Fourth graders however still do not access the test online.
She said that high school and middle school students normally get a minimum of 90 minutes per test but are allowed to work over the time limit to finish with a proctor in the classroom.
Ehler said that even though it is unfortunate that sometimes staff and students at schools can work their hearts out to score well and not have the rank show their hard work, she said she is glad that there is a new accountability system.
“This was the first year that Nebraska put out a new accountability formula. It’s called NePAS. It is Nebraska’s way of taking a lot of variables and coming out with one score.
People love to rank things first to last. There are 249 districts in Nebraska. It took third through 11th graders from districts and took all those variables and made one number,” she said. “That would have been scores on all the tests. At every grade then there is a growth score and there is an improvement score in every grade. It’s overwhelming to try and calculate.”
“In our overall score of the largest 50 districts, we were 11th. We are pretty pleased with that,” said Ehler.
The assessment director said that teachers and staff as well as students do a lot to make sure that kids are prepared for the tests every year.
“We go through a lot of processes throughout the district to make sure that what we are teaching every day does match with what the state standards are going to expect but we also go beyond that. The state standards aren’t where we stop either,” said Ehler. “We want to make sure our local curriculum encompasses all of that and more. We feel pretty confident from our NeSA scores that that is the case.”
“We are looking at our curriculum day-to-day making sure everyday that it is the best it can be for kids and that we of course are getting to all kids.”
Ehler said that one area that was not as high as the rest was reading scores. Their scores however still ranked 24th out of the 50 largest districts.
“Across the board our area that is not as high as our other scores is reading. But we are constantly looking at it and we always focus on reading because it is so important and crosses all subject areas. There is not a school district in the country that is not focusing on reading,” said Ehler.

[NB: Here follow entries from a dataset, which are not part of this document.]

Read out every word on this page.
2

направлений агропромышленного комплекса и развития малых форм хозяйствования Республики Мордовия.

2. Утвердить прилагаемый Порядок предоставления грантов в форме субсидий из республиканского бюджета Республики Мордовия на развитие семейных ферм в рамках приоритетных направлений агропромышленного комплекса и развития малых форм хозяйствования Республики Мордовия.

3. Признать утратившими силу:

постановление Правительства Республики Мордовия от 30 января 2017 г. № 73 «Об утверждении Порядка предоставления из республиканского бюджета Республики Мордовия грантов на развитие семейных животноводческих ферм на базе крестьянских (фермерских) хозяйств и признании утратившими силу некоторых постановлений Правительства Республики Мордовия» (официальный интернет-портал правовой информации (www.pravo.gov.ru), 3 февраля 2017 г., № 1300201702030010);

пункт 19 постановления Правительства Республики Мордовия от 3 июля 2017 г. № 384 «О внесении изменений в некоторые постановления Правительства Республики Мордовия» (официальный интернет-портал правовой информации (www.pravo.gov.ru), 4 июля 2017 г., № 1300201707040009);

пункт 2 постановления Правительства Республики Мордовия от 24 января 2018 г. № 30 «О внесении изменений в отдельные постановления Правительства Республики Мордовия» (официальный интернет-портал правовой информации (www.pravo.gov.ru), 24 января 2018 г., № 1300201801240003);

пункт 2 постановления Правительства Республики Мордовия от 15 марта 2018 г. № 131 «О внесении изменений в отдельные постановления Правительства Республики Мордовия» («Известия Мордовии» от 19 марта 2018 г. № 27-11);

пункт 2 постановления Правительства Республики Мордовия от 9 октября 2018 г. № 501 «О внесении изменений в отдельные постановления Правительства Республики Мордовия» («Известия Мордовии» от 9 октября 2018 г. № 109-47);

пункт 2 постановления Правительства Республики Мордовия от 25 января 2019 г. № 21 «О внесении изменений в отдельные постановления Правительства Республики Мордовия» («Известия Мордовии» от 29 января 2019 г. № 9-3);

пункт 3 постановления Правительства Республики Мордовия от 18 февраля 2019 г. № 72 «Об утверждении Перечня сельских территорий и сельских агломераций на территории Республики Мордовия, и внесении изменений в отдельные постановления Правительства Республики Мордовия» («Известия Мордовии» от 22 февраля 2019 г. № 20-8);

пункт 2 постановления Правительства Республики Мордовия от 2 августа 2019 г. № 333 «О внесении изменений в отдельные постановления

All the subjects are scored the following ways; a student is either below standard, meets standard or exceeds standard. Writing however is scored a little differently.
Ehler said that the point of these results and rankings are for a district’s own self-reflection.
“As far as the whole state is concerned if you were to continually have a majority of students below the state average on things you would fall into a situation where you would be receiving additional support from the state. There is an accountability for each district in that manner,” she said.
Ehler stressed how much work the students and staff continue to put into doing their best each year to prepare.
“We feel good about the first time that the NePAS results have came out for Sidney,” the assessment director said. “I don’t want to say we are better than anyone else, but we are happy with the scores, particularly being it the first year for results to come out.”